What is noticeable over at Northcliffe House is the tendency to blame someone else when they get called out for being less than totally honest with the Miliband team. Take, for example, “Senior Miliband aide in 'Northerners are backward' storm over replacing elderly male MPs with young women”, by the Mail On Sunday’s less than totally savoury political editor Simon Walters.
He's still up there in the polls, Mail people
What’s this about? “A senior aide to Ed Miliband called Northerners ‘backward’ over choosing women MPs in a blazing row with a Labour veteran, it was claimed last night. Anna Yearley, the Labour leader’s political secretary and ‘fixer’, is said to have made the remark in an argument over moves to replace Northern male Labour MPs with younger, female ones”. Quote marks, “it was claimed”, and “is said to have”.
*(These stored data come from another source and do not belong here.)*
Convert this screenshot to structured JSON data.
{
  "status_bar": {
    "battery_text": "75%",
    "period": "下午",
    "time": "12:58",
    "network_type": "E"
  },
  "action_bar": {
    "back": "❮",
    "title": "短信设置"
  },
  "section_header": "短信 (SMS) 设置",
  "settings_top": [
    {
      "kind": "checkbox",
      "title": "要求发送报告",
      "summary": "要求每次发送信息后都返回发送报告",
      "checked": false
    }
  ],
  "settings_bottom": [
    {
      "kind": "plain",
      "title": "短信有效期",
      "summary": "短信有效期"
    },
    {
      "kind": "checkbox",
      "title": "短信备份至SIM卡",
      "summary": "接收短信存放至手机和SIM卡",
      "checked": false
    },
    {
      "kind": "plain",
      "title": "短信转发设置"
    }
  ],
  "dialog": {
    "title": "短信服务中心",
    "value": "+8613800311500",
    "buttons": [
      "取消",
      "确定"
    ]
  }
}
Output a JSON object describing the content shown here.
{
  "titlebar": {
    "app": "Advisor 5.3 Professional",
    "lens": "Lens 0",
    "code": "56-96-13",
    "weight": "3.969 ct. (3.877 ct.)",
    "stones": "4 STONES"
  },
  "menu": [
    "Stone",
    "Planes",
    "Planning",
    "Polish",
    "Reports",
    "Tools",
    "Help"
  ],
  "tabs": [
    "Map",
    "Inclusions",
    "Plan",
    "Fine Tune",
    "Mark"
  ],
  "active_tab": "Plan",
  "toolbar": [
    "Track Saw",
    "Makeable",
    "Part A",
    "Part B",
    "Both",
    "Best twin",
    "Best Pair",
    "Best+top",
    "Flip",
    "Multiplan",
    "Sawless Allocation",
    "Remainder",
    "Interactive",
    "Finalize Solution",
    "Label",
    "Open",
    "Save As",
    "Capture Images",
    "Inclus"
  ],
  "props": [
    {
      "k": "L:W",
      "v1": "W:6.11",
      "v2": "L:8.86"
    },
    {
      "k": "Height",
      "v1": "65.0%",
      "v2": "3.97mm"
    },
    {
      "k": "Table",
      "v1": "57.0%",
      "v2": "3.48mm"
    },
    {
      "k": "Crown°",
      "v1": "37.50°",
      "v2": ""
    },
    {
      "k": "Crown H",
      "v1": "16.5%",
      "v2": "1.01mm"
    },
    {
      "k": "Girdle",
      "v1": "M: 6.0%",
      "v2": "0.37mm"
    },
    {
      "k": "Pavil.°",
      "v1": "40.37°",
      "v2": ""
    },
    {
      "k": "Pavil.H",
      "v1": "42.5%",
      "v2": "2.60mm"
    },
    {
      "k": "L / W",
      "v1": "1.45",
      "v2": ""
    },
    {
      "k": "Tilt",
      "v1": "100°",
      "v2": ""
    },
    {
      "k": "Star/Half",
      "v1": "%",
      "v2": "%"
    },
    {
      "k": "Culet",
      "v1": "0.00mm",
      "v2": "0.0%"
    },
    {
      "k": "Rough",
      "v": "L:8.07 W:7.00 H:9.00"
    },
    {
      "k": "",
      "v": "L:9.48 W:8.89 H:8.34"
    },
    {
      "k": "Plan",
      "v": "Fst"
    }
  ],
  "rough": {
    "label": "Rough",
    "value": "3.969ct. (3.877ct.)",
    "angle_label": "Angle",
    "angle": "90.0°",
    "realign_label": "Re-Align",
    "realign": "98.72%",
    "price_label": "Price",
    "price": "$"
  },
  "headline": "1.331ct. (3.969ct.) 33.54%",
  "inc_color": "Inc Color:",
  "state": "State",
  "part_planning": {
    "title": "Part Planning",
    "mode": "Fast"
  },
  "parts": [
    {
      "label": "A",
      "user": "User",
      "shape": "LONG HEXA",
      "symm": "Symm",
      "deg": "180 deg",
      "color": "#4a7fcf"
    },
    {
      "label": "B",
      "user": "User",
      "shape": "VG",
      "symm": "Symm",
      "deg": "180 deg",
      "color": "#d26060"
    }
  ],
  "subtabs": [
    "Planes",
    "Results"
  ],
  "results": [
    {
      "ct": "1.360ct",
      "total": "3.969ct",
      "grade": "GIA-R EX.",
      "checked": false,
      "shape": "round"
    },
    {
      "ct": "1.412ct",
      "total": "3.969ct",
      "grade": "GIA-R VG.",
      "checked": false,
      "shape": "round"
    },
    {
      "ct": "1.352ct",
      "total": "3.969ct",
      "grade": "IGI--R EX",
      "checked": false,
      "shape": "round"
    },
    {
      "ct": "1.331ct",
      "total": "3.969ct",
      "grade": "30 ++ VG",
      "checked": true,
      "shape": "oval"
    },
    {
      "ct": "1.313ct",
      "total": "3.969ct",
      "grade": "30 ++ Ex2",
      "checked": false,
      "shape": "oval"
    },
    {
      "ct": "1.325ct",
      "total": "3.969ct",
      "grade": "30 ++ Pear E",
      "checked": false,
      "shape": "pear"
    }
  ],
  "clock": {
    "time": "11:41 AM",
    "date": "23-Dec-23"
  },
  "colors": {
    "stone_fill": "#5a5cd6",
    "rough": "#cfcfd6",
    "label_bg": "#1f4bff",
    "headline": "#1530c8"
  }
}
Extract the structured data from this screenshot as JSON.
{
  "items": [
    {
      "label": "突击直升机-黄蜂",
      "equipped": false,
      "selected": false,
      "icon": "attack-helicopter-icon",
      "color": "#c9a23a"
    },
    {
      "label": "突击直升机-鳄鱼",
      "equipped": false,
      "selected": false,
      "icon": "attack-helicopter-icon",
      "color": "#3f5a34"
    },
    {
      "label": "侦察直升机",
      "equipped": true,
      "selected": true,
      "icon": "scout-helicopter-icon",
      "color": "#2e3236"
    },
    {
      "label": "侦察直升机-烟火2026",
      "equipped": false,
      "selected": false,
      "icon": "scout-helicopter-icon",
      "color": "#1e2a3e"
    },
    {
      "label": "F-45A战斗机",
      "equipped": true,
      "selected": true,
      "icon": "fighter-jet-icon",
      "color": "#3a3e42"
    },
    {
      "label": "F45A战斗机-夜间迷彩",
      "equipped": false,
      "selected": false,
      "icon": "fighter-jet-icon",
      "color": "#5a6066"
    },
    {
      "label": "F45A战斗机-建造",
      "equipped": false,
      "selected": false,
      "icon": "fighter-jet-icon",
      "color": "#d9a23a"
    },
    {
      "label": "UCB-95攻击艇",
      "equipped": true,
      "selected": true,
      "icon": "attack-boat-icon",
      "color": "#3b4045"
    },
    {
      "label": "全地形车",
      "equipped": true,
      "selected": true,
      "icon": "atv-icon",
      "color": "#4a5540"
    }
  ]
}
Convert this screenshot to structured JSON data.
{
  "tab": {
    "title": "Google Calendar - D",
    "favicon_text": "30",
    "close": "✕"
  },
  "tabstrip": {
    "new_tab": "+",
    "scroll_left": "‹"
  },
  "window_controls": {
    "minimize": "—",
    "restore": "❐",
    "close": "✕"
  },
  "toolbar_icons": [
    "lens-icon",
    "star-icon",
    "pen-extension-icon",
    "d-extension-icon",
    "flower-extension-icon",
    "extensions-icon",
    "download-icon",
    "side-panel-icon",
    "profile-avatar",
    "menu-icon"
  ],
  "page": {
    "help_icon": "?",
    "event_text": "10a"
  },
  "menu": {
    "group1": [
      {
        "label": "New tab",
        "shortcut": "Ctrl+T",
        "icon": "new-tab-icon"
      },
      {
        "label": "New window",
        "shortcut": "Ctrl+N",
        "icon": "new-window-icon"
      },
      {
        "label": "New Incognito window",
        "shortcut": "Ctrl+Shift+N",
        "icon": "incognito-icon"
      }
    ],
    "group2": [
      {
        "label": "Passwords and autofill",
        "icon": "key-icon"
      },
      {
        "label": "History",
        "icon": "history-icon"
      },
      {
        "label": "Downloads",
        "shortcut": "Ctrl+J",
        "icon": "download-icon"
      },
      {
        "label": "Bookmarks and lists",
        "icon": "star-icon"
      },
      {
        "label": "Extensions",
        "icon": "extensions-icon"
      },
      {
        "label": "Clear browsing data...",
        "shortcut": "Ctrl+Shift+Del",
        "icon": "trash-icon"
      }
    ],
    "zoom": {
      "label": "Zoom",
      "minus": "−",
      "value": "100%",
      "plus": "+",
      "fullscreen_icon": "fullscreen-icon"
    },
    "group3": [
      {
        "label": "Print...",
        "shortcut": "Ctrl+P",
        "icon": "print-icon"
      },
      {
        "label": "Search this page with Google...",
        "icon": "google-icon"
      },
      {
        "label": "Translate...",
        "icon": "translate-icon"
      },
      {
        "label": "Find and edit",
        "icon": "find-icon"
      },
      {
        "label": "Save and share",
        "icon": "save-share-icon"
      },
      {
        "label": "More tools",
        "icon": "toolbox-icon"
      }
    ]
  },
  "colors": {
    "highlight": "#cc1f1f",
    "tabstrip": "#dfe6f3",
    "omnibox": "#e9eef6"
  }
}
Walters is taking advantage of supposed claims by soon-to-retire MP Austin Mitchell, who has represented Great Grimsby for the last 37 years, and whose majority in 2010 shrank from more than 7,500 to just over 700. Mitchell, who some of us of A Certain Age remember as a presenter of Yorkshire TV’s evening news magazine programme Calendar, has been increasingly off-message of late.
Mitchell is doubly useful to the Mail here: first, he is cited as the source for the claims made about Ms Yearley, and then, when the paper concedes “The furore took a further turn last night after Labour denied Ms Yearley had made the comment”, they dump on him, even though Ms Yearley said “Story about me in Mail On Sunday totally untrue. I did not say the words attributed to me”.
In other words, she is not blaming Mitchell, but the Mail is: “Labour in threat to sue its own MP in row over 'backward Northerners': Veteran clashes with Ed's woman ‘fixer’ over call for female lists ... Labour threatens to sue Austin Mitchell over Anna Yearley comment”. Meanwhile, Ms Yearley is confirming that “I have denied it. I absolutely did not say that”. So what is going on?
While Austin Mitchell may have used a little creative retelling of his own – there appears to have been a full and frank discussion between him and Ms Yearley – the real story is that the Mail has broadened its campaign to undermine Miliband from mere abuse – which, it is belatedly realising, is not working – to deriding the way that Parliamentary candidates are chosen, particularly the drive to elect more women.
In this, they roped in Mitchell, whose whimsy of last week was upgraded yesterday to the “backward” claim, which, for Labour heartlands across the north of England, is potential dynamite. Walters and his bosses know this: the calculation is that, even if Labour takes legal action, enough mud will have stuck to dent the party’s poll ratings. So they make the claims against Ms Yearley, then hide behind Mitchell.
They should apologise. But they won’t, and it will get dirtier in the next few months.